Alex Cox is the reason I became a film critic. Before you inundate the poor man with hate mail let me provide you with a fuller explanation. Back in the mid-1980s, there was very little in the way of accessible film criticism. Sure, there was Barry Norman but by then he'd collapsed into self-parody, thanks in no small part to Rory Bremner. And as for magazines like Sight & Sound, they made it very clear that ‘cinema’ wasn't for people like you and me.
Then along came Moviedrome, the BBC2 cult film strand which provided an opportunity to catch rarely screened pictures (the show's list of UK TV premieres was frighteningly long) and allowed one Alex Cox to hold forth on films, filmmaking, politics, whatever was on his mind, really. Alex's introductions became must-see TV. That he happened to have directed something called Repo Man and something else called Sid And Nancy was almost by the by. Alex Cox was helping to bring impossibly exciting films into our homes. And by eschewing words like oeuvre and mise-en-scene, he was providing a generation of young film fans with the artillery to criticise movies minus the pretension that made S&S and Cahier Du Cinema so formidable.
With the passing of the years, it became apparent that there was a lot more to Alex Cox than his wise and witty intros. If you've yet to see Repo Man, your knowledge of '80s film won't be complete until you have. You should also make a date to catch Walker, Alex's maniacally original biopic about the American doctor-cum-lawyer who made himself president of Nicaragua in the mid-1800s.

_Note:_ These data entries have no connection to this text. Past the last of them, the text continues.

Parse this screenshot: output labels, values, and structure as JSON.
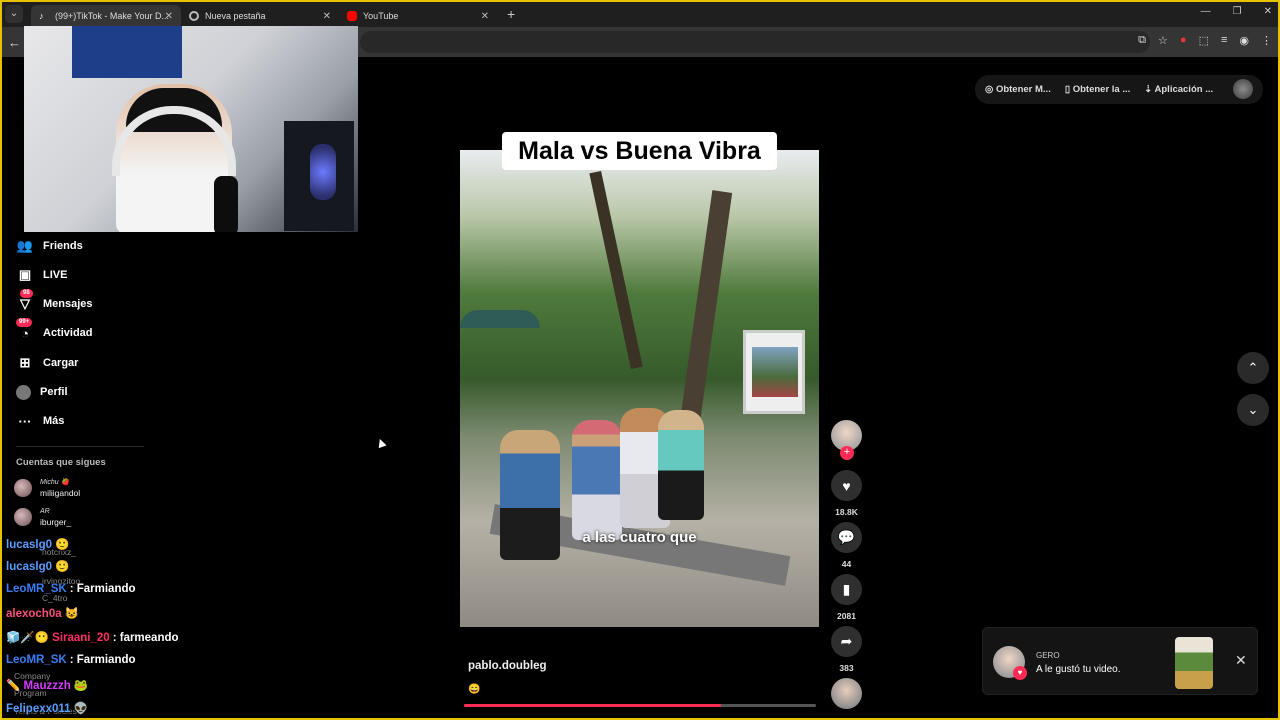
{
  "browser": {
    "tabs": [
      {
        "label": "(99+)TikTok - Make Your D...",
        "active": true
      },
      {
        "label": "Nueva pestaña",
        "active": false
      },
      {
        "label": "YouTube",
        "active": false
      }
    ],
    "new_tab": "+",
    "window_controls": [
      "—",
      "❐",
      "✕"
    ]
  },
  "sidebar": {
    "nav": [
      {
        "label": "Friends",
        "icon": "friends-icon",
        "badge": ""
      },
      {
        "label": "LIVE",
        "icon": "live-icon",
        "badge": ""
      },
      {
        "label": "Mensajes",
        "icon": "messages-icon",
        "badge": "98"
      },
      {
        "label": "Actividad",
        "icon": "activity-icon",
        "badge": "99+"
      },
      {
        "label": "Cargar",
        "icon": "upload-icon",
        "badge": ""
      },
      {
        "label": "Perfil",
        "icon": "profile-icon",
        "badge": ""
      },
      {
        "label": "Más",
        "icon": "more-icon",
        "badge": ""
      }
    ],
    "following_title": "Cuentas que sigues",
    "following": [
      {
        "display": "Michu 🍓",
        "handle": "miliigandol"
      },
      {
        "display": "AR",
        "handle": "iburger_"
      },
      {
        "display": "",
        "handle": "notcrixz_"
      },
      {
        "display": "",
        "handle": "irvingzitoo"
      },
      {
        "display": "",
        "handle": "C_4tro"
      }
    ],
    "footer_ghost": [
      "Company",
      "Program",
      "Terms & Policies"
    ]
  },
  "chat": [
    {
      "user": "lucaslg0",
      "color": "#5b9cff",
      "msg": "🙂"
    },
    {
      "user": "lucaslg0",
      "color": "#5b9cff",
      "msg": "🙂"
    },
    {
      "user": "LeoMR_SK",
      "color": "#3b7df5",
      "msg": "Farmiando"
    },
    {
      "user": "alexoch0a",
      "color": "#ff4d7a",
      "msg": "😺"
    },
    {
      "user": "🧊🗡️😶 Siraani_20",
      "color": "#ff2e63",
      "msg": "farmeando"
    },
    {
      "user": "LeoMR_SK",
      "color": "#3b7df5",
      "msg": "Farmiando"
    },
    {
      "user": "✏️ Mauzzzh",
      "color": "#d63cff",
      "msg": "🐸"
    },
    {
      "user": "Felipexx011",
      "color": "#5b9cff",
      "msg": "👽"
    }
  ],
  "video": {
    "title_overlay": "Mala vs Buena Vibra",
    "caption": "a las cuatro que",
    "author": "pablo.doubleg",
    "author_emoji": "😄",
    "progress": 0.73
  },
  "actions": {
    "likes": "18.8K",
    "comments": "44",
    "saves": "2081",
    "shares": "383"
  },
  "topbar": {
    "items": [
      "Obtener M...",
      "Obtener la ...",
      "Aplicación ..."
    ]
  },
  "notification": {
    "user": "GERO",
    "message": "A le gustó tu video."
  },
  "colors": {
    "accent": "#fe2c55",
    "frame": "#e6c200"
  }
}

Made with studio money at a time when the US was supporting a covert war in Nicaragua, Walker saw Cox's unique vision eclipsed by his artistic courage.
And then there was Straight To Hell, an homage to spaghetti western cinema starring such noted actors as The Pogues and Amazulu. A wonderful advert for chaos, Straight To Hell also features great work from Alex's actors-of-choice Sy Richardson and Miguel Sandoval, and arguably the finest performance of Joe Strummer's movie career. Another of those films that you need to see in order to progress in life, this fine comedy is now available in a new cut, entitled Straight To Hell Returns, that features previously unseen footage, superbly spruced-up cinematography and a soundtrack so clean, you can now detect every last burp and fart.

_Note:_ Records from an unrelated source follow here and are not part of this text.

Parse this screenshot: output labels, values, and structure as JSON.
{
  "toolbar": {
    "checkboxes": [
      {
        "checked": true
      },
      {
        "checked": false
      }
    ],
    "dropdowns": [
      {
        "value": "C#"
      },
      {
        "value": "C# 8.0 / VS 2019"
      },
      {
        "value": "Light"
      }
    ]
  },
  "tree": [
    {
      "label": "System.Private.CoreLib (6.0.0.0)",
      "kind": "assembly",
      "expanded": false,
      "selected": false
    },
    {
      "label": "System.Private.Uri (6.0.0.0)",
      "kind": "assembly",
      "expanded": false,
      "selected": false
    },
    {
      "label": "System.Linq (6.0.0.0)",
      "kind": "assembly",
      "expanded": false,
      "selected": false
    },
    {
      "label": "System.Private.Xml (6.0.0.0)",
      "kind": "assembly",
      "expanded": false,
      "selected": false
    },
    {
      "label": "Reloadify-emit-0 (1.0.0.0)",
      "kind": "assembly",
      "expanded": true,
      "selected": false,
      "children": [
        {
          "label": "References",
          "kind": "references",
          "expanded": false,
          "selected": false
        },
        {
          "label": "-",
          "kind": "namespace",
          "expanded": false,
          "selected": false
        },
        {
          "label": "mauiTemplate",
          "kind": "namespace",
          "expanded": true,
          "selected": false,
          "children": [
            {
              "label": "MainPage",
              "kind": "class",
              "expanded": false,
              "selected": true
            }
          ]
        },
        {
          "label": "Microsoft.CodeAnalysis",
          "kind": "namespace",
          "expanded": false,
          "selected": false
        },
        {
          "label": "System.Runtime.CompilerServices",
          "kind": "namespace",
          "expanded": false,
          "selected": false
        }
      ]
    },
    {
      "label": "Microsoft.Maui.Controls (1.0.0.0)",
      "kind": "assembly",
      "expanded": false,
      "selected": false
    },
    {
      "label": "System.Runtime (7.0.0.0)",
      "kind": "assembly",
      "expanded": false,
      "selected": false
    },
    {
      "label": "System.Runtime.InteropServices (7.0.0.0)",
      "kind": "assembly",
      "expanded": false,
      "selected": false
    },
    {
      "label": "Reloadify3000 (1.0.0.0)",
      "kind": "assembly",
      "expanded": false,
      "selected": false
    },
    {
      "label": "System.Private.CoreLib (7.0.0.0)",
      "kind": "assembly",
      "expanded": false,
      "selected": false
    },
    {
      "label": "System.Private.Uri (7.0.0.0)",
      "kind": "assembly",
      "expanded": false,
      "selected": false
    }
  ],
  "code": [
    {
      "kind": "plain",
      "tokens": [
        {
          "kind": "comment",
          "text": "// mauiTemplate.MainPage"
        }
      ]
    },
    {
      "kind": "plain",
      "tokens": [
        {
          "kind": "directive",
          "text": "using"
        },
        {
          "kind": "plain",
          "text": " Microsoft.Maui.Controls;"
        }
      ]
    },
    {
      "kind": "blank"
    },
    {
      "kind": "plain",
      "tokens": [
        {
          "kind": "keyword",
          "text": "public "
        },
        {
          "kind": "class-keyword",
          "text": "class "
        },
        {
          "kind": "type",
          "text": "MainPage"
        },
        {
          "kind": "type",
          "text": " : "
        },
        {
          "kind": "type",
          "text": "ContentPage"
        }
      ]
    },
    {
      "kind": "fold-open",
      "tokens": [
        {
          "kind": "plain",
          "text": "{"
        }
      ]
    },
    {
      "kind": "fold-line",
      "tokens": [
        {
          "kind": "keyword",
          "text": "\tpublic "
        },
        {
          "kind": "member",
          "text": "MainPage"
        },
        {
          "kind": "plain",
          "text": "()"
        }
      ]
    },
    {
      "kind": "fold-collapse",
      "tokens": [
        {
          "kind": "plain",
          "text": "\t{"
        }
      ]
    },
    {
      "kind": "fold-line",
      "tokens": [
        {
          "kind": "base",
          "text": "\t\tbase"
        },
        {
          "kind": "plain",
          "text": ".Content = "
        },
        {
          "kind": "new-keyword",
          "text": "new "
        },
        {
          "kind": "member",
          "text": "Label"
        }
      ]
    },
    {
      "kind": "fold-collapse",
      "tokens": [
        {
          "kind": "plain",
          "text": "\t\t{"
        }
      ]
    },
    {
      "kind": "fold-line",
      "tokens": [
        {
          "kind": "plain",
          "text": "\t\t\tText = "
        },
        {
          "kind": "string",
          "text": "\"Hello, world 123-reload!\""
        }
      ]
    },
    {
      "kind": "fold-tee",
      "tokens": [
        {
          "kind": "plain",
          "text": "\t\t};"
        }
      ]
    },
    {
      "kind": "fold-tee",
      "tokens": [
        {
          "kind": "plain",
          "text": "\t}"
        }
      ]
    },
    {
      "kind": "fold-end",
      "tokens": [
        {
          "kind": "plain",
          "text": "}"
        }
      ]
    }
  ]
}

Alex Cox has worked irregularly since Walker. But given that he’s someone who has no interest in making movies within the Hollywood studio system, it's remarkable how many great films he's shot over the past 25 years. From the great Mexican police picture El Patrullero to superior BBC-sponsored dramas such as Revengers Tragedy and Death And The Compass, he might have had to overcome huge obstacles - he left Fear And Loathing In Las Vegas following a dispute with Hunter Thompson - but the quality pictures just keep on comin’. His most recent feature Repo Chick isn't a sequel to his stunning debut but it features similar veins of humour and invention, together with excellent turns from Rosanna Arquette, Chloe Webb (Nancy to Gary Oldman's Sid) and the aforementioned Miguel Sandoval.

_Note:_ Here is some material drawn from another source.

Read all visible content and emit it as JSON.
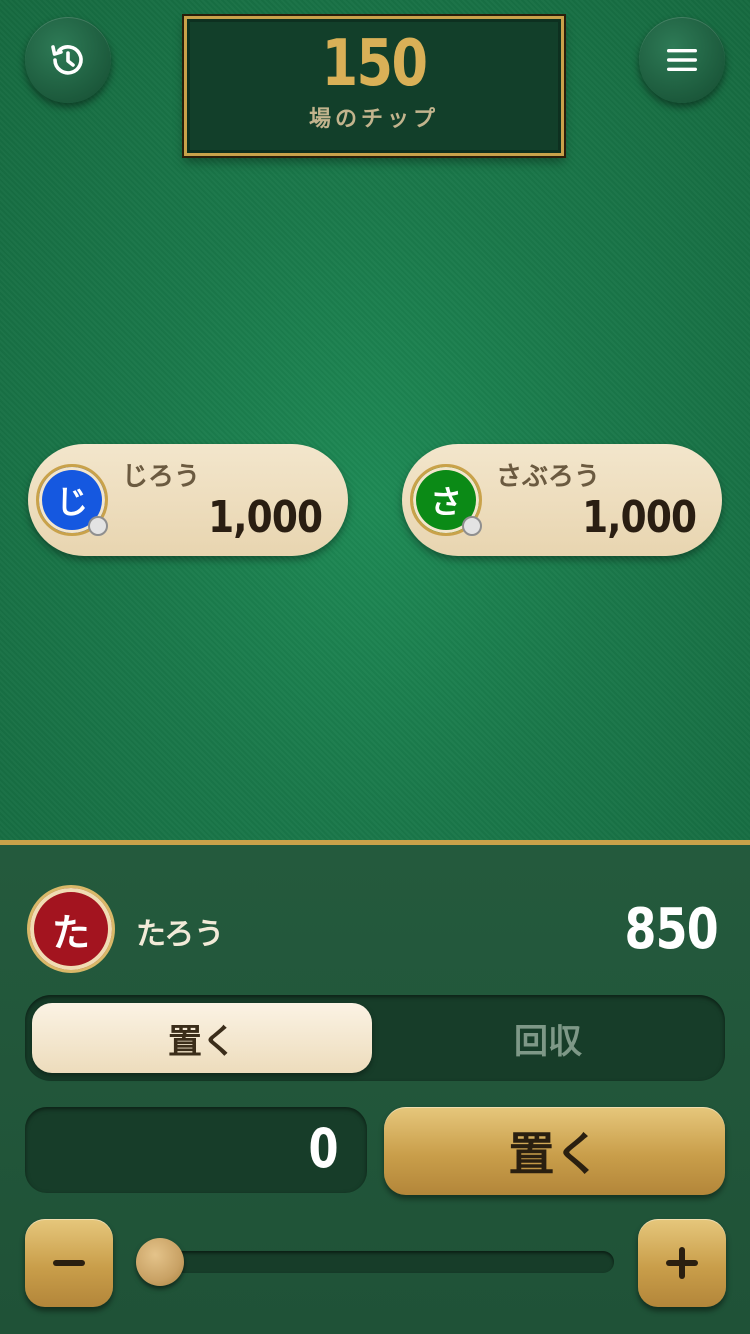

And if that wasn't impressive enough, our man's just illustrated his first children's box, Three Dead Princes written by - would you believe it? - John Prescott's preferred member of Chumbawamba Danbert Nobacon. No, there's nothing boring about the career of Alex Cox. And while the likes of Michael Bay might be better paid and have bigger toys to play with, you'll find more originality in a single excerpt from a Cox film than you will in the Transformers director's entire oeuvre.